If humans have to take over the customer interaction because the software doesn’t understand key industry terms, chances are millennials, with their preference for fast and efficient service, will head for the exits.
- Surround Yourself with Sentiment Analytics: The old joke that someone works a banker’s hours will rarely bring a smile to the face of a millennial looking for 24/7 customer service. Used to always-on connectivity and smartphones, they’re more likely to laugh at 9-5 banking hours (closed holidays and Sunday).
Banks typically address the problem with customer service call centers and, increasingly, online chatbots. Yet these often fail to address their need for quick and easy resolution and support. Customers still are frustrated, for instance, that information given early in a callto the automated agent does not populate on the screen of the call center agent who comes on to handle more complicated tasks, forcing people to repeat everything from security data to the problem itself.
Improving customer service drives customer retention and lifetime value, while creating greater efficiencies in a significant cost center – banks globally are forecasted to save over $7.3 Billion via chatbots alone by 2023 according to Juniper Research.
Natural language processing can deliver AI-enabled applications beyond chatbots to drive even further productivity gains and customer service improvements. Coupled with an integrated sentiment analysis framework to track the customer mood from voice and text, agents can become more cost-effective if they can not only solve a problem based on a display of insights and trends but even cross-sell new services. For instance, a customer who received help transferring money into a deposit account for an upcoming vacation may value a recommendation to apply for the bank’s newest travel rewards credit card.

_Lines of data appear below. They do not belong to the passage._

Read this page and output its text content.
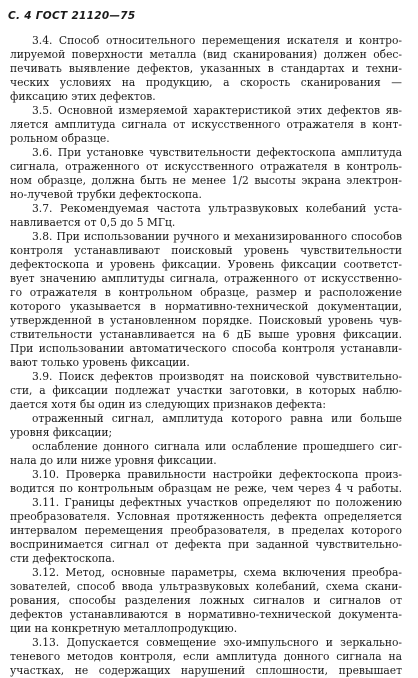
С. 4 ГОСТ 21120—75
3.4. Способ относительного перемещения искателя и контро-
лируемой поверхности металла (вид сканирования) должен обес-
печивать выявление дефектов, указанных в стандартах и техни-
ческих условиях на продукцию, а скорость сканирования —
фиксацию этих дефектов.
3.5. Основной измеряемой характеристикой этих дефектов яв-
ляется амплитуда сигнала от искусственного отражателя в конт-
рольном образце.
3.6. При установке чувствительности дефектоскопа амплитуда
сигнала, отраженного от искусственного отражателя в контроль-
ном образце, должна быть не менее 1/2 высоты экрана электрон-
но-лучевой трубки дефектоскопа.
3.7. Рекомендуемая частота ультразвуковых колебаний уста-
навливается от 0,5 до 5 МГц.
3.8. При использовании ручного и механизированного способов
контроля устанавливают поисковый уровень чувствительности
дефектоскопа и уровень фиксации. Уровень фиксации соответст-
вует значению амплитуды сигнала, отраженного от искусственно-
го отражателя в контрольном образце, размер и расположение
которого указывается в нормативно-технической документации,
утвержденной в установленном порядке. Поисковый уровень чув-
ствительности устанавливается на 6 дБ выше уровня фиксации.
При использовании автоматического способа контроля устанавли-
вают только уровень фиксации.
3.9. Поиск дефектов производят на поисковой чувствительно-
сти, а фиксации подлежат участки заготовки, в которых наблю-
дается хотя бы один из следующих признаков дефекта:
отраженный сигнал, амплитуда которого равна или больше
уровня фиксации;
ослабление донного сигнала или ослабление прошедшего сиг-
нала до или ниже уровня фиксации.
3.10. Проверка правильности настройки дефектоскопа произ-
водится по контрольным образцам не реже, чем через 4 ч работы.
3.11. Границы дефектных участков определяют по положению
преобразователя. Условная протяженность дефекта определяется
интервалом перемещения преобразователя, в пределах которого
воспринимается сигнал от дефекта при заданной чувствительно-
сти дефектоскопа.
3.12. Метод, основные параметры, схема включения преобра-
зователей, способ ввода ультразвуковых колебаний, схема скани-
рования, способы разделения ложных сигналов и сигналов от
дефектов устанавливаются в нормативно-технической документа-
ции на конкретную металлопродукцию.
3.13. Допускается совмещение эхо-импульсного и зеркально-
теневого методов контроля, если амплитуда донного сигнала на
участках, не содержащих нарушений сплошности, превышает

- Hone Your Hyper Personalization: Once upon a time, hyper-personalization was considered nice to have. For millennials and next-gen Zers, slow adoption in this area could spell long-term doom.
Young adults are increasingly looking for “super apps,” which tie multiple platforms or financial solutions into a pleasing interface using open APIs. Called open banking, the data sharing and AI tools enable banks to present customized content, cross-sell targeted products and present relevant third-party offers, such as sales on your favorite shopping sites.
To stay relevant, today’s banks will have to look very different, very soon. They’ll need to double down on mobile apps that are both technologically sophisticated, simple to use and safe from fraud. These apps will have to take a digital first approach, using computer vision for quick login, while delivering integrations with other personal finance, ecommerce, and investment platforms built to adapt as millennial preferences change.